I am trying to write a query that "just" switches some data around so
it is shown in a slightly different format. I am already able to do
what I want in Oracle 8i, but I am having trouble making it work in
SQL Server 2000. I am not a database newbie, but I can't seem to
figure this one out so I am turning to the newsgroup. I am thinking
that some of the SQL Gurus out there have done this very thing a
thousand times before and the answer will be obvious to them.
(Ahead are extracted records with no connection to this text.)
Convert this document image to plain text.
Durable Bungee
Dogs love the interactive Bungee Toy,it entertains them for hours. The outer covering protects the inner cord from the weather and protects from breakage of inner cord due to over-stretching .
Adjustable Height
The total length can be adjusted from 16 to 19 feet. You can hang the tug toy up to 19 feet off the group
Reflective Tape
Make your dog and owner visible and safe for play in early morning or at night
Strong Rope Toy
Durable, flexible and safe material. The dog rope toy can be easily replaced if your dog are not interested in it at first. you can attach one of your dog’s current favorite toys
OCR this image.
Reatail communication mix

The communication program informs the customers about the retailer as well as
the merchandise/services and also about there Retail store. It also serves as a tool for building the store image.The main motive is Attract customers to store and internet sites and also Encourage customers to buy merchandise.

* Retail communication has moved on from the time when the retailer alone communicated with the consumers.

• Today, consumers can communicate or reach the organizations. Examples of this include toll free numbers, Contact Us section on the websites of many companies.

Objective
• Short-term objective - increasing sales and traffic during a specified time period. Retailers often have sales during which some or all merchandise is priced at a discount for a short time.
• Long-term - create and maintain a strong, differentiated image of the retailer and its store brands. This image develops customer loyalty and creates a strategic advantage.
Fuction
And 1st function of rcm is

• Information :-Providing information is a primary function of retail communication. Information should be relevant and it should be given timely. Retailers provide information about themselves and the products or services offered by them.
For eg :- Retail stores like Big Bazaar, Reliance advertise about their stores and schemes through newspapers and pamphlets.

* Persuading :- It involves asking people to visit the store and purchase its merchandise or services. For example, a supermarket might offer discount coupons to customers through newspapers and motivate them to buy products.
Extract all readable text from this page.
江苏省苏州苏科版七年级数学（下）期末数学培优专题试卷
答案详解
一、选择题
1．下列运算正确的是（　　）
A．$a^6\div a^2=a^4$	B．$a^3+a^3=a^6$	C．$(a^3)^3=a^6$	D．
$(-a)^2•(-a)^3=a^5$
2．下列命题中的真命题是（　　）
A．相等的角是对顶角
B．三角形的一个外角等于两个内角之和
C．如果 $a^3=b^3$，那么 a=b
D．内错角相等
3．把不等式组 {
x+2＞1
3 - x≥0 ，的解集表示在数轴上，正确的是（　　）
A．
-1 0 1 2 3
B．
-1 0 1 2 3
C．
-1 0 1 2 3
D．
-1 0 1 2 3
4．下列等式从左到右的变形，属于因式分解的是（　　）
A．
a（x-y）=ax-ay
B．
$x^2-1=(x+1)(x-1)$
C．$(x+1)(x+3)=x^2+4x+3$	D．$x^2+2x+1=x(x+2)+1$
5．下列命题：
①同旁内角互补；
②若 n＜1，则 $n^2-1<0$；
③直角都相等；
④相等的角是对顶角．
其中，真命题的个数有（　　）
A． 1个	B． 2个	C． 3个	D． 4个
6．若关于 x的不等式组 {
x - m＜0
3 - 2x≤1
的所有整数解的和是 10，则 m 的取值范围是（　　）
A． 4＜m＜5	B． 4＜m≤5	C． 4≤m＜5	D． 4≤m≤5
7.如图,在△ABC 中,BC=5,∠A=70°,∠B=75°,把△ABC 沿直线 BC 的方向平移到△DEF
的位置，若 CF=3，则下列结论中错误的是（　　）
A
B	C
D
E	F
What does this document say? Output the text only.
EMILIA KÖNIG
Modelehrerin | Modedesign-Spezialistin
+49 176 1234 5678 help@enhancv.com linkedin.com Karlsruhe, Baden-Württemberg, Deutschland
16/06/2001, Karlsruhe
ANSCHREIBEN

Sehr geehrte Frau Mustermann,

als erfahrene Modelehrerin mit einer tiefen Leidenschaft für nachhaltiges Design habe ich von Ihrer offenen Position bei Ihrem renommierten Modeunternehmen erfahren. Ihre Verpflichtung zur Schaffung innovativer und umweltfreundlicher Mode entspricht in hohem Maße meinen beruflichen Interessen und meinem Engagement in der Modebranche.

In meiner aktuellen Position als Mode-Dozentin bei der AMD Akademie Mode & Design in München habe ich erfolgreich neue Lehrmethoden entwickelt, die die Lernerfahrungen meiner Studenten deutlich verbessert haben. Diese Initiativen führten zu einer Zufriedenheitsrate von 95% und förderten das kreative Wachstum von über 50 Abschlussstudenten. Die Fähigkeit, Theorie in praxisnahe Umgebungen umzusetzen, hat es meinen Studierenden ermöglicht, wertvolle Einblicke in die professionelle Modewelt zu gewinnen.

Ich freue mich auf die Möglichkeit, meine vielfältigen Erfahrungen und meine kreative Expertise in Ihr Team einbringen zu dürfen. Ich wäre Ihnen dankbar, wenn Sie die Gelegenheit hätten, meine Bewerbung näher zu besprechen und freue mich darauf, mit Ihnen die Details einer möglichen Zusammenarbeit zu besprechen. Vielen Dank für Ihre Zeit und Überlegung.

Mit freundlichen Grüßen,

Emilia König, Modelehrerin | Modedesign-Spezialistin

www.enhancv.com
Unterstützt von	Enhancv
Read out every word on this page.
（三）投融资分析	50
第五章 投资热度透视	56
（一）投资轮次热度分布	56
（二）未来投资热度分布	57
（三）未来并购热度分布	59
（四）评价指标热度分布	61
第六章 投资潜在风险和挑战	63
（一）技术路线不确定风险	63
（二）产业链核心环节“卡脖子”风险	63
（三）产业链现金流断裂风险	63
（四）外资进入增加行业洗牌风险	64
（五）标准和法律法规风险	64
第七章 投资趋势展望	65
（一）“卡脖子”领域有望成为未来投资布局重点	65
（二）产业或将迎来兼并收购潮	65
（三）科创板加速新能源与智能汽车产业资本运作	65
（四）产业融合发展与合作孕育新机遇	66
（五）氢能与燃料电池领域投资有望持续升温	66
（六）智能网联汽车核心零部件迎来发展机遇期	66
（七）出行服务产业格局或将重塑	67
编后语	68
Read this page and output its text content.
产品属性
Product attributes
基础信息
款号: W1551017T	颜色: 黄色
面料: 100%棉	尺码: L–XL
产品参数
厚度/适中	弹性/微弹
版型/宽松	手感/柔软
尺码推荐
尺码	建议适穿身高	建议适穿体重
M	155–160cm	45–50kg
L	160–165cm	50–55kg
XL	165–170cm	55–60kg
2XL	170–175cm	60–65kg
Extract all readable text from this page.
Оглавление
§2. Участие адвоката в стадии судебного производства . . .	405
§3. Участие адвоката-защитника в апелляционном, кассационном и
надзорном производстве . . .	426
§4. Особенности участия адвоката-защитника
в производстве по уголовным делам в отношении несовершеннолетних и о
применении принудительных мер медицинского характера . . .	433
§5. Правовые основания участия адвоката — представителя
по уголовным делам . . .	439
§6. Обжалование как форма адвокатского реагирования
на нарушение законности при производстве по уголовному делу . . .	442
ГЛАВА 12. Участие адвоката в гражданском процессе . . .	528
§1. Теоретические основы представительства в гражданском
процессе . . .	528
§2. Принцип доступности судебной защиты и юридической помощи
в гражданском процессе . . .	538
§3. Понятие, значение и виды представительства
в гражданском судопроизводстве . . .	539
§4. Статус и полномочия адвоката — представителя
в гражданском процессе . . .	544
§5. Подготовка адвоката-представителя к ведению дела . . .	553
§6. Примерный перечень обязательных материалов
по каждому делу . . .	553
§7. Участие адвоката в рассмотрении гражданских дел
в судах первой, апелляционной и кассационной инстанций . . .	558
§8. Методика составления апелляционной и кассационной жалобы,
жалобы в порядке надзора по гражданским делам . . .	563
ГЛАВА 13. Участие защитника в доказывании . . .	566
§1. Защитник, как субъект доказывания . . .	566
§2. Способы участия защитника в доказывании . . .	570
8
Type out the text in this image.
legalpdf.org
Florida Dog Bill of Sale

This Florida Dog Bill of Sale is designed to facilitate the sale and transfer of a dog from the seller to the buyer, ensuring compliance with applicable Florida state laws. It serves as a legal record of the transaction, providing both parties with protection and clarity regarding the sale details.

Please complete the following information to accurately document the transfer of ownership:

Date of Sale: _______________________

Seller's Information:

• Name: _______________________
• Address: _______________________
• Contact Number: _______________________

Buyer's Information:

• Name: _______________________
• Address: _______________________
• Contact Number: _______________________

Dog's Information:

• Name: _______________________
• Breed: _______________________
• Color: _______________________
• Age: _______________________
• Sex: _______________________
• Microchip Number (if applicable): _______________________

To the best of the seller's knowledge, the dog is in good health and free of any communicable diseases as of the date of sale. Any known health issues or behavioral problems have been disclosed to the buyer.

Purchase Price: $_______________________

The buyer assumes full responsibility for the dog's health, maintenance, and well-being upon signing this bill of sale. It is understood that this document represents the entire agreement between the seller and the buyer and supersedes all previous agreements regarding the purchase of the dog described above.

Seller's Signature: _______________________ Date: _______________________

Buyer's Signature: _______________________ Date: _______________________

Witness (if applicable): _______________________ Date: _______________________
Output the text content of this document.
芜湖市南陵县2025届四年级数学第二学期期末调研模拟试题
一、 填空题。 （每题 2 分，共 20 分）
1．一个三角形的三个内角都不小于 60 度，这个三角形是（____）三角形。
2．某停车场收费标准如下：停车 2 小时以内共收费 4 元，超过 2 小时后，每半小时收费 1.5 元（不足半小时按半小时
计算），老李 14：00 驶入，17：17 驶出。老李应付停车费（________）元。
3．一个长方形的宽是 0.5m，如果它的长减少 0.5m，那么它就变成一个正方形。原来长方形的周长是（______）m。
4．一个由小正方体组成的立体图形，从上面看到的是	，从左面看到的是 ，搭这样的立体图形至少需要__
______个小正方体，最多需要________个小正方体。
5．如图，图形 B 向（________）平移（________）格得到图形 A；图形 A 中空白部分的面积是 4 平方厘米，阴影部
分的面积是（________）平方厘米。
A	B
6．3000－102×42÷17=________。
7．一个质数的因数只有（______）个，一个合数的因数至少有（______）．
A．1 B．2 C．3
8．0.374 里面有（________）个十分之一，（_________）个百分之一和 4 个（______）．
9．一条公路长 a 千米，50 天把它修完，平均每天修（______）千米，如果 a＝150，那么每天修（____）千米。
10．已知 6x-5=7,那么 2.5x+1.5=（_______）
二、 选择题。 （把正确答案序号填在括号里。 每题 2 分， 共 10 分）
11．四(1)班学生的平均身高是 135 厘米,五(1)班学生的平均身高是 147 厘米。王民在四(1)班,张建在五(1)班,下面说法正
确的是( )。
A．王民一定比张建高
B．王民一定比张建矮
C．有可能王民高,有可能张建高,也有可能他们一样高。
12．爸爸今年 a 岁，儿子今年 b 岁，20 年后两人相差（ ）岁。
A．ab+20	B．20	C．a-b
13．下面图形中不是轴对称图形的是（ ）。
This message is pretty long but hopefully gives you enough information
to replicate the issue.

There are 3 tables involved in my scenario. Potentially a lot more in
the real application, but I'm trying to keep this example as simple as
possible.

In my database I have many "things". Let's call them "User Records"
(table: users) for this example. My app allows the customer to create
any number of custom "Extra Fields" (XF's) for a given User Record.
The Extra Field definitions are stored in a table which we can call
attribs. The actual XF values for a given user record are stored in a
third table, let's call it users_attribs.

users_attribs will look something like this (actual DDL below.)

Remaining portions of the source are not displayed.